Excerpt from Lady’s On The Phone For You by Lucy Byatt.
Essay in Drawing Links Catalogue, published by The Drawing Room on the occasion of Drawing Links exhibition
In the selection of the prefix to her name and in the way in which she persues her work Lady Lucy finds a new language for feminism. She as no qualms about calling herself Lady. There is an irresistable ambiguity for her between the ironic class association and the American slang. ‘HeyLady!’ Her experience of working in London and Bristol is spliced together with her knowledge of post punk, of film and music’s do it yourself culture.
She keeps many plates spinning – always working on several projects, some collaborative and others about her interior life. She balances at ease her belief in collaboration and the characterisation of herself as a self made celebrity or personality. ‘ I’m an enthusiast, a perpetual fan of many things.’
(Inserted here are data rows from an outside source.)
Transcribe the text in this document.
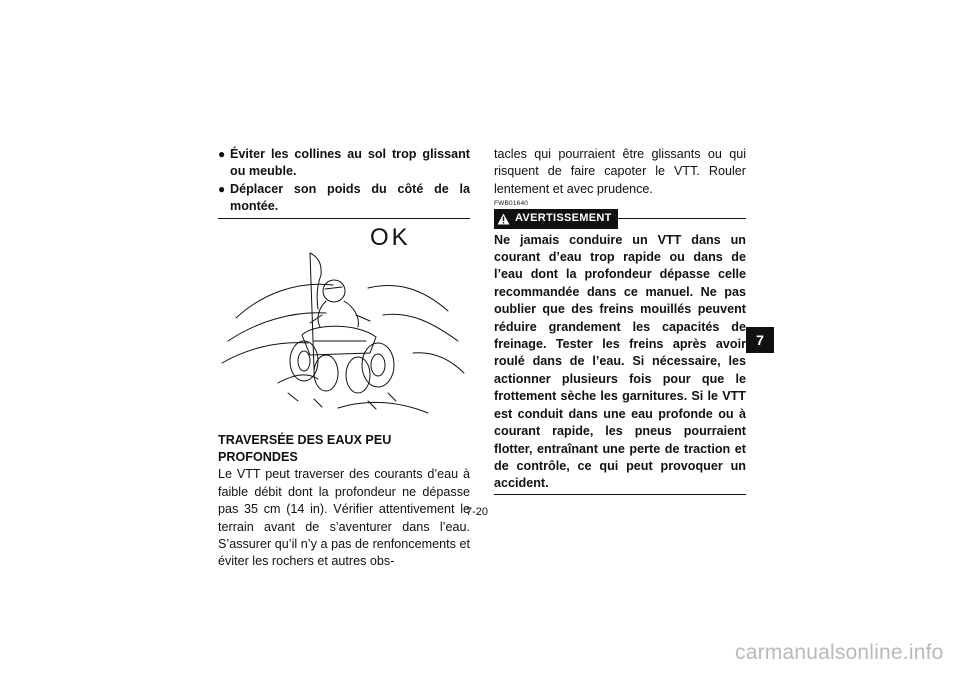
● Éviter les collines au sol trop glissant ou meuble.
● Déplacer son poids du côté de la montée.
OK
TRAVERSÉE DES EAUX PEU PROFONDES

Le VTT peut traverser des courants d’eau à faible débit dont la profondeur ne dépasse pas 35 cm (14 in). Vérifier attentivement le terrain avant de s’aventurer dans l’eau. S’assurer qu’il n’y a pas de renfoncements et éviter les rochers et autres obs-

tacles qui pourraient être glissants ou qui risquent de faire capoter le VTT. Rouler lentement et avec prudence.

FWB01640
AVERTISSEMENT

Ne jamais conduire un VTT dans un courant d’eau trop rapide ou dans de l’eau dont la profondeur dépasse celle recommandée dans ce manuel. Ne pas oublier que des freins mouillés peuvent réduire grandement les capacités de freinage. Tester les freins après avoir roulé dans de l’eau. Si nécessaire, les actionner plusieurs fois pour que le frottement sèche les garnitures. Si le VTT est conduit dans une eau profonde ou à courant rapide, les pneus pourraient flotter, entraînant une perte de traction et de contrôle, ce qui peut provoquer un accident.

7-20
7
carmanualsonline.info
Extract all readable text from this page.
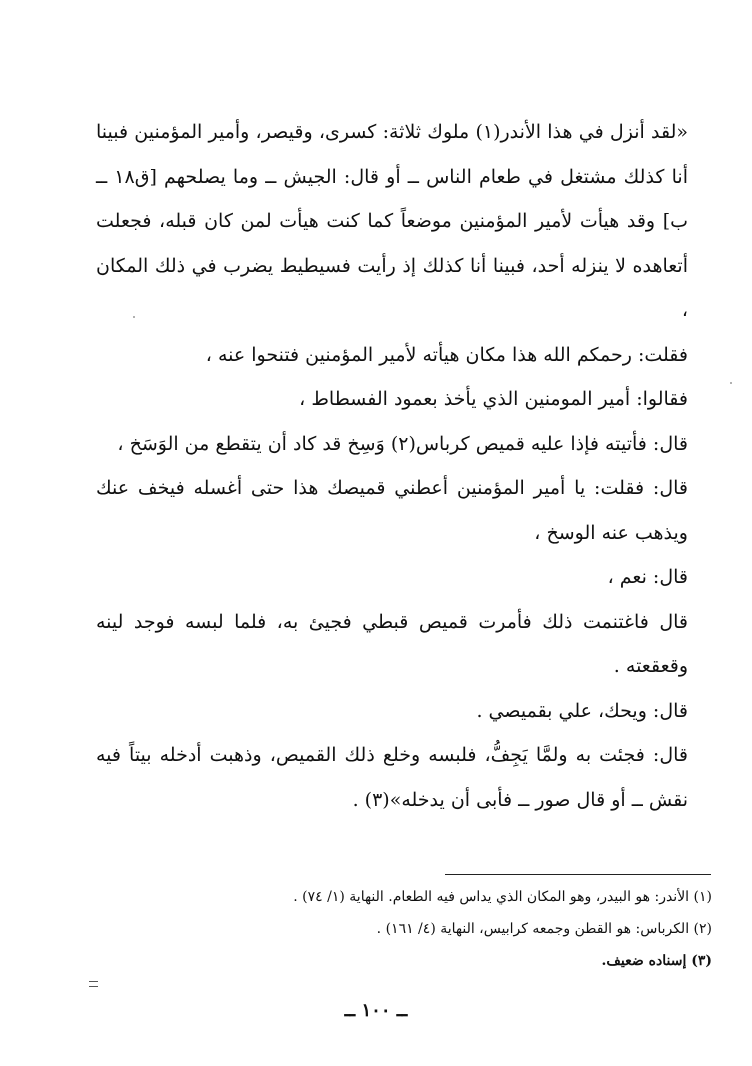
«لقد أنزل في هذا الأندر(١) ملوك ثلاثة: كسرى، وقيصر، وأمير المؤمنين فبينا أنا كذلك مشتغل في طعام الناس ــ أو قال: الجيش ــ وما يصلحهم [ق١٨ ــ ب] وقد هيأت لأمير المؤمنين موضعاً كما كنت هيأت لمن كان قبله، فجعلت أتعاهده لا ينزله أحد، فبينا أنا كذلك إذ رأيت فسيطيط يضرب في ذلك المكان ،

فقلت: رحمكم الله هذا مكان هيأته لأمير المؤمنين فتنحوا عنه ،

فقالوا: أمير المومنين الذي يأخذ بعمود الفسطاط ،

قال: فأتيته فإذا عليه قميص كرباس(٢) وَسِخ قد كاد أن يتقطع من الوَسَخ ،

قال: فقلت: يا أمير المؤمنين أعطني قميصك هذا حتى أغسله فيخف عنك ويذهب عنه الوسخ ،

قال: نعم ،

قال فاغتنمت ذلك فأمرت قميص قبطي فجيئ به، فلما لبسه فوجد لينه وقعقعته .

قال: ويحك، علي بقميصي .

قال: فجئت به ولمَّا يَجِفُّ، فلبسه وخلع ذلك القميص، وذهبت أدخله بيتاً فيه نقش ــ أو قال صور ــ فأبى أن يدخله»(٣) .

(١) الأندر: هو البيدر، وهو المكان الذي يداس فيه الطعام. النهاية (١/ ٧٤) .

(٢) الكرباس: هو القطن وجمعه كرابيس، النهاية (٤/ ١٦١) .

(٣) إسناده ضعيف.

ــ ١٠٠ ــ
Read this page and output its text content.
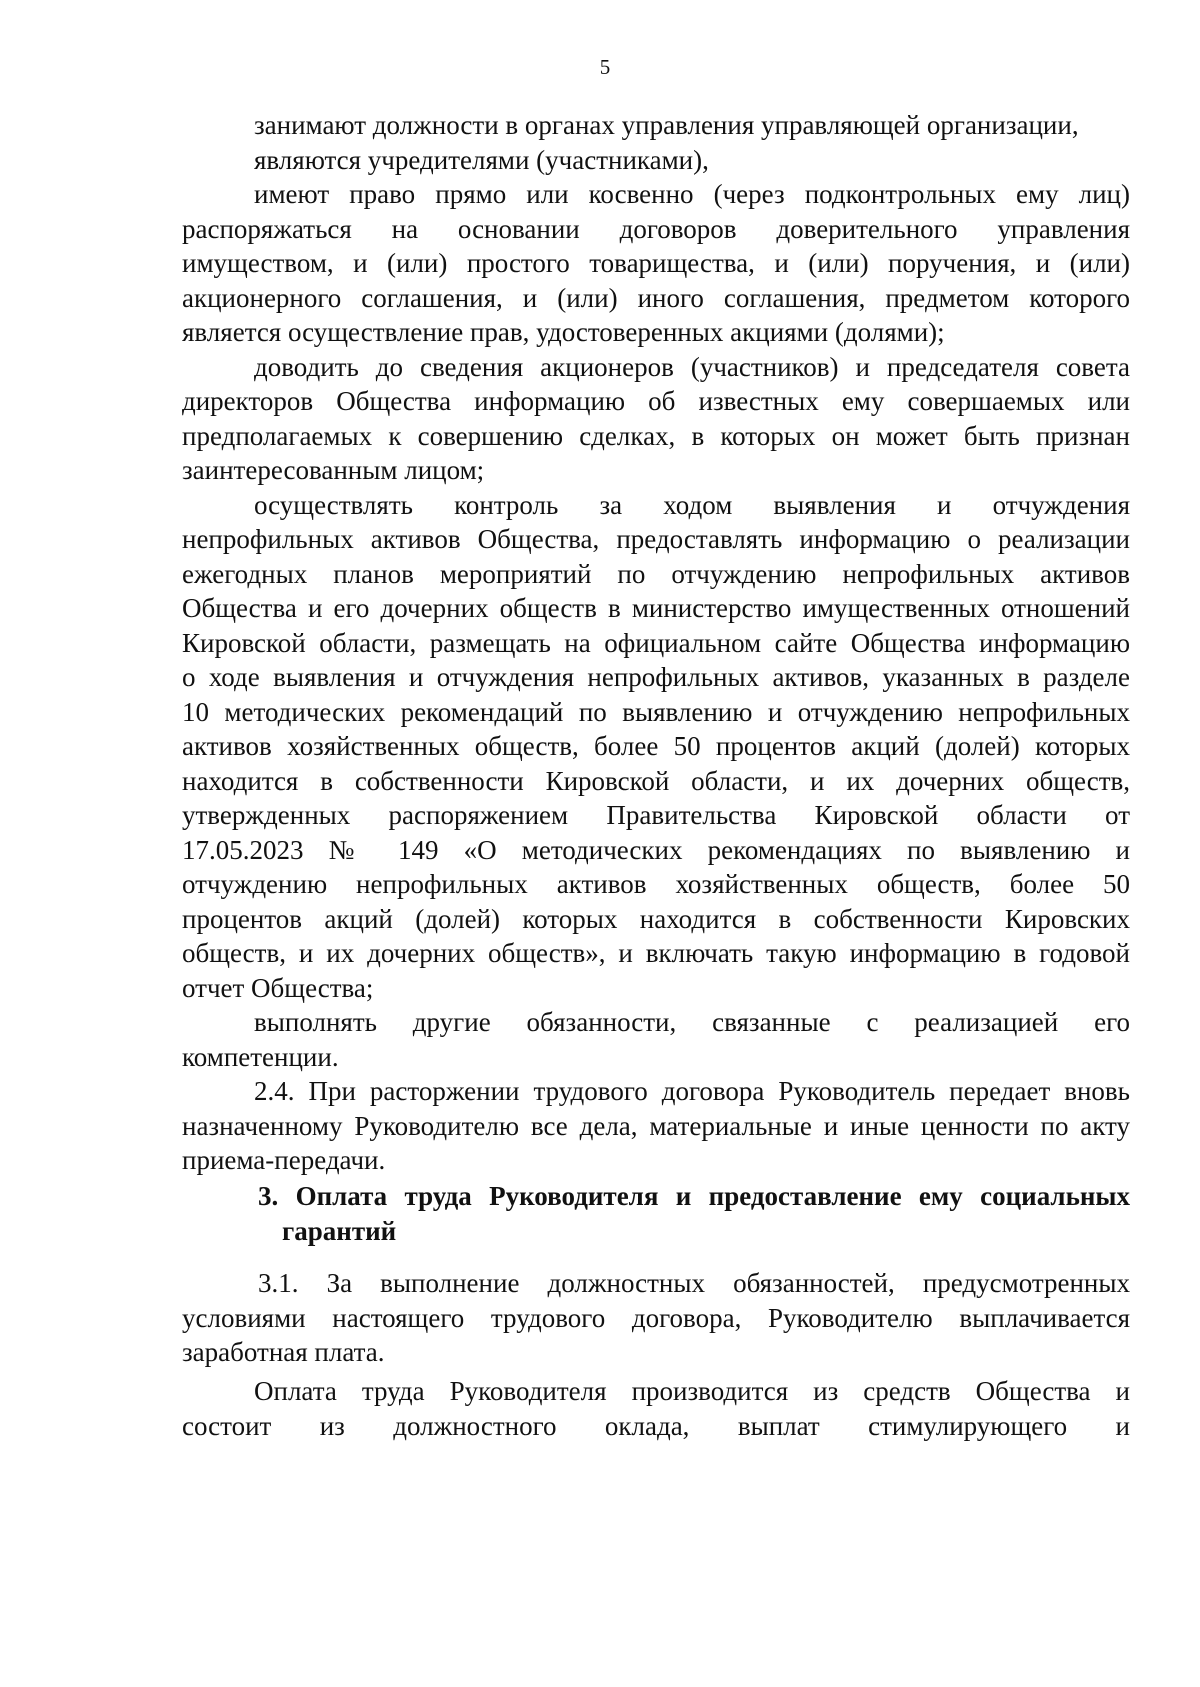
5
занимают должности в органах управления управляющей организации,
являются учредителями (участниками),
имеют право прямо или косвенно (через подконтрольных ему лиц)
распоряжаться на основании договоров доверительного управления
имуществом, и (или) простого товарищества, и (или) поручения, и (или)
акционерного соглашения, и (или) иного соглашения, предметом которого
является осуществление прав, удостоверенных акциями (долями);
доводить до сведения акционеров (участников) и председателя совета
директоров Общества информацию об известных ему совершаемых или
предполагаемых к совершению сделках, в которых он может быть признан
заинтересованным лицом;
осуществлять контроль за ходом выявления и отчуждения
непрофильных активов Общества, предоставлять информацию о реализации
ежегодных планов мероприятий по отчуждению непрофильных активов
Общества и его дочерних обществ в министерство имущественных отношений
Кировской области, размещать на официальном сайте Общества информацию
о ходе выявления и отчуждения непрофильных активов, указанных в разделе
10 методических рекомендаций по выявлению и отчуждению непрофильных
активов хозяйственных обществ, более 50 процентов акций (долей) которых
находится в собственности Кировской области, и их дочерних обществ,
утвержденных распоряжением Правительства Кировской области от
17.05.2023 № 149 «О методических рекомендациях по выявлению и
отчуждению непрофильных активов хозяйственных обществ, более 50
процентов акций (долей) которых находится в собственности Кировских
обществ, и их дочерних обществ», и включать такую информацию в годовой
отчет Общества;
выполнять другие обязанности, связанные с реализацией его
компетенции.
2.4. При расторжении трудового договора Руководитель передает вновь
назначенному Руководителю все дела, материальные и иные ценности по акту
приема-передачи.
3. Оплата труда Руководителя и предоставление ему социальных
гарантий
3.1. За выполнение должностных обязанностей, предусмотренных
условиями настоящего трудового договора, Руководителю выплачивается
заработная плата.
Оплата труда Руководителя производится из средств Общества и
состоит из должностного оклада, выплат стимулирующего и
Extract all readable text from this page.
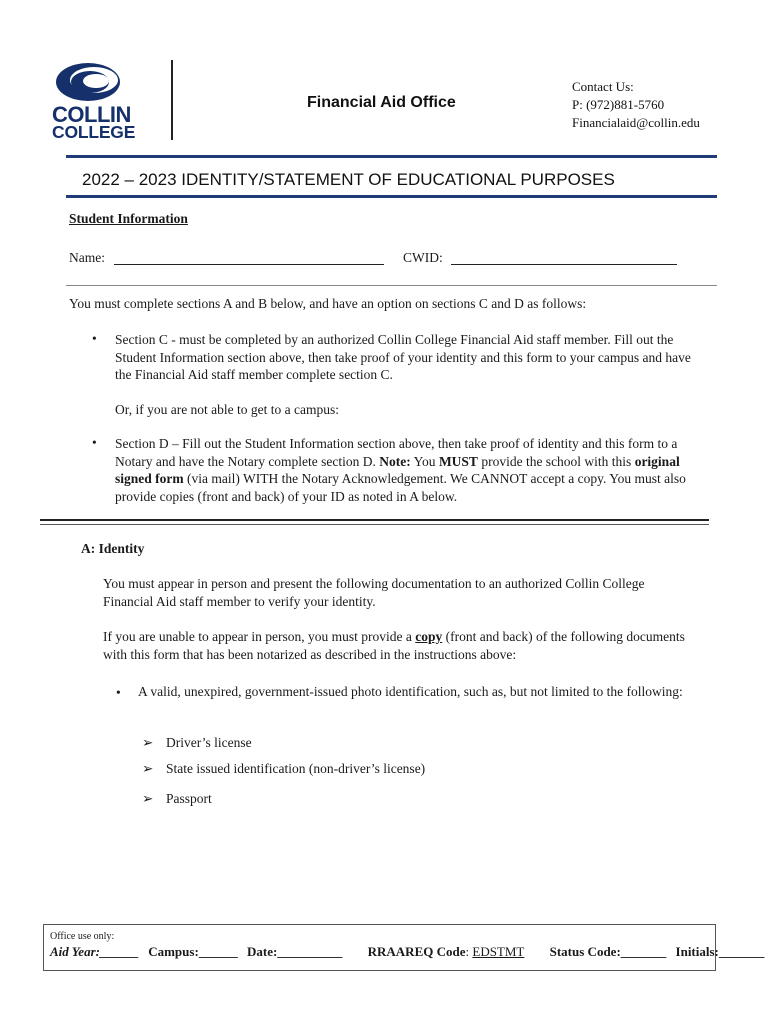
COLLIN
COLLEGE
Financial Aid Office
Contact Us:
P: (972)881-5760
Financialaid@collin.edu
2022 – 2023 IDENTITY/STATEMENT OF EDUCATIONAL PURPOSES
Student Information
Name:	CWID:
You must complete sections A and B below, and have an option on sections C and D as follows:
• Section C - must be completed by an authorized Collin College Financial Aid staff member. Fill out the Student Information section above, then take proof of your identity and this form to your campus and have the Financial Aid staff member complete section C.
Or, if you are not able to get to a campus:
• Section D – Fill out the Student Information section above, then take proof of identity and this form to a Notary and have the Notary complete section D. Note: You MUST provide the school with this original signed form (via mail) WITH the Notary Acknowledgement. We CANNOT accept a copy. You must also provide copies (front and back) of your ID as noted in A below.
A: Identity
You must appear in person and present the following documentation to an authorized Collin College Financial Aid staff member to verify your identity.
If you are unable to appear in person, you must provide a copy (front and back) of the following documents with this form that has been notarized as described in the instructions above:
• A valid, unexpired, government-issued photo identification, such as, but not limited to the following:
➢ Driver’s license
➢ State issued identification (non-driver’s license)
➢ Passport
Office use only:
Aid Year:______ Campus:______ Date:__________ RRAAREQ Code: EDSTMT Status Code:_______ Initials:_______
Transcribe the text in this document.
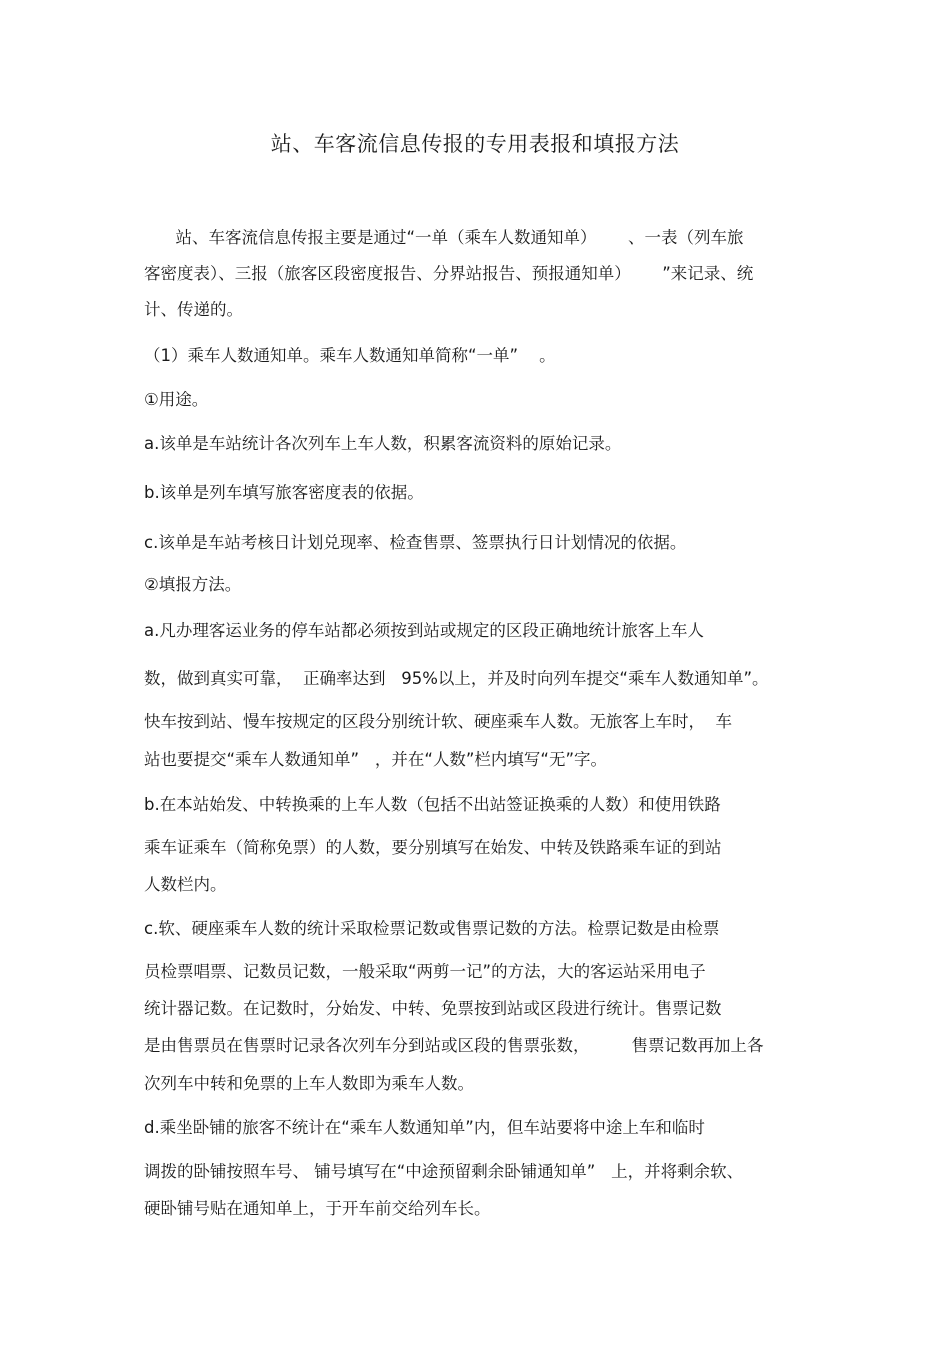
站、车客流信息传报的专用表报和填报方法
站、车客流信息传报主要是通过“一单（乘车人数通知单）      、一表（列车旅
客密度表）、三报（旅客区段密度报告、分界站报告、预报通知单）      ”来记录、统
计、传递的。
（1）乘车人数通知单。乘车人数通知单简称“一单”    。
①用途。
a.该单是车站统计各次列车上车人数，积累客流资料的原始记录。
b.该单是列车填写旅客密度表的依据。
c.该单是车站考核日计划兑现率、检查售票、签票执行日计划情况的依据。
②填报方法。
a.凡办理客运业务的停车站都必须按到站或规定的区段正确地统计旅客上车人
数，做到真实可靠，  正确率达到   95%以上，并及时向列车提交“乘车人数通知单”。
快车按到站、慢车按规定的区段分别统计软、硬座乘车人数。无旅客上车时，  车
站也要提交“乘车人数通知单”   ，并在“人数”栏内填写“无”字。
b.在本站始发、中转换乘的上车人数（包括不出站签证换乘的人数）和使用铁路
乘车证乘车（简称免票）的人数，要分别填写在始发、中转及铁路乘车证的到站
人数栏内。
c.软、硬座乘车人数的统计采取检票记数或售票记数的方法。检票记数是由检票
员检票唱票、记数员记数，一般采取“两剪一记”的方法，大的客运站采用电子
统计器记数。在记数时，分始发、中转、免票按到站或区段进行统计。售票记数
是由售票员在售票时记录各次列车分到站或区段的售票张数，        售票记数再加上各
次列车中转和免票的上车人数即为乘车人数。
d.乘坐卧铺的旅客不统计在“乘车人数通知单”内，但车站要将中途上车和临时
调拨的卧铺按照车号、 铺号填写在“中途预留剩余卧铺通知单”   上，并将剩余软、
硬卧铺号贴在通知单上，于开车前交给列车长。
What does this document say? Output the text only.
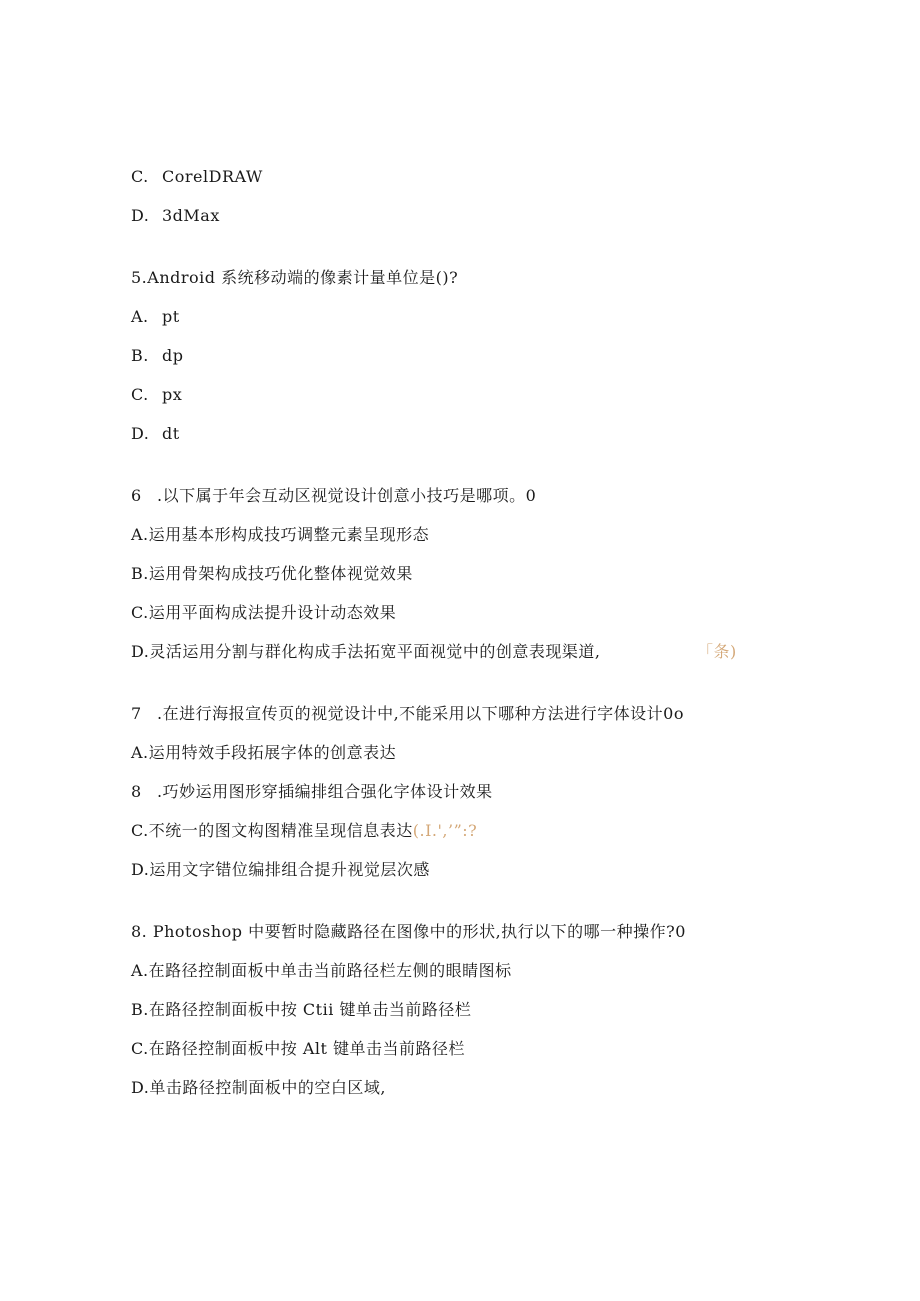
C. CorelDRAW
D. 3dMax
5.Android 系统移动端的像素计量单位是()?
A. pt
B. dp
C. px
D. dt
6 .以下属于年会互动区视觉设计创意小技巧是哪项。0
A.运用基本形构成技巧调整元素呈现形态
B.运用骨架构成技巧优化整体视觉效果
C.运用平面构成法提升设计动态效果
D.灵活运用分割与群化构成手法拓宽平面视觉中的创意表现渠道,	「条)
7 .在进行海报宣传页的视觉设计中,不能采用以下哪种方法进行字体设计0o
A.运用特效手段拓展字体的创意表达
8 .巧妙运用图形穿插编排组合强化字体设计效果
C.不统一的图文构图精准呈现信息表达(.I.',’”:?
D.运用文字错位编排组合提升视觉层次感
8. Photoshop 中要暂时隐藏路径在图像中的形状,执行以下的哪一种操作?0
A.在路径控制面板中单击当前路径栏左侧的眼睛图标
B.在路径控制面板中按 Ctii 键单击当前路径栏
C.在路径控制面板中按 Alt 键单击当前路径栏
D.单击路径控制面板中的空白区域,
The low on production, high on information values of the fanzine and the cultish comimtment that exists within the world of the comic are an important part of Lady Lucy’s world. She is particularly committed to the hybrid, grass roots mix of politics, music, film, art and literature from which so many such publications emerge. The Riot Girl culture is close to Lucy’s experience, the zine playing a formidable role in the exchange of ideas and experience within what could described as a new cult of feminism.
Lady Lucy is not self – conscious or intent on consciousness raising. In the rendition of her life and loves – she is not setting about to change the world. Which is exactly why she might.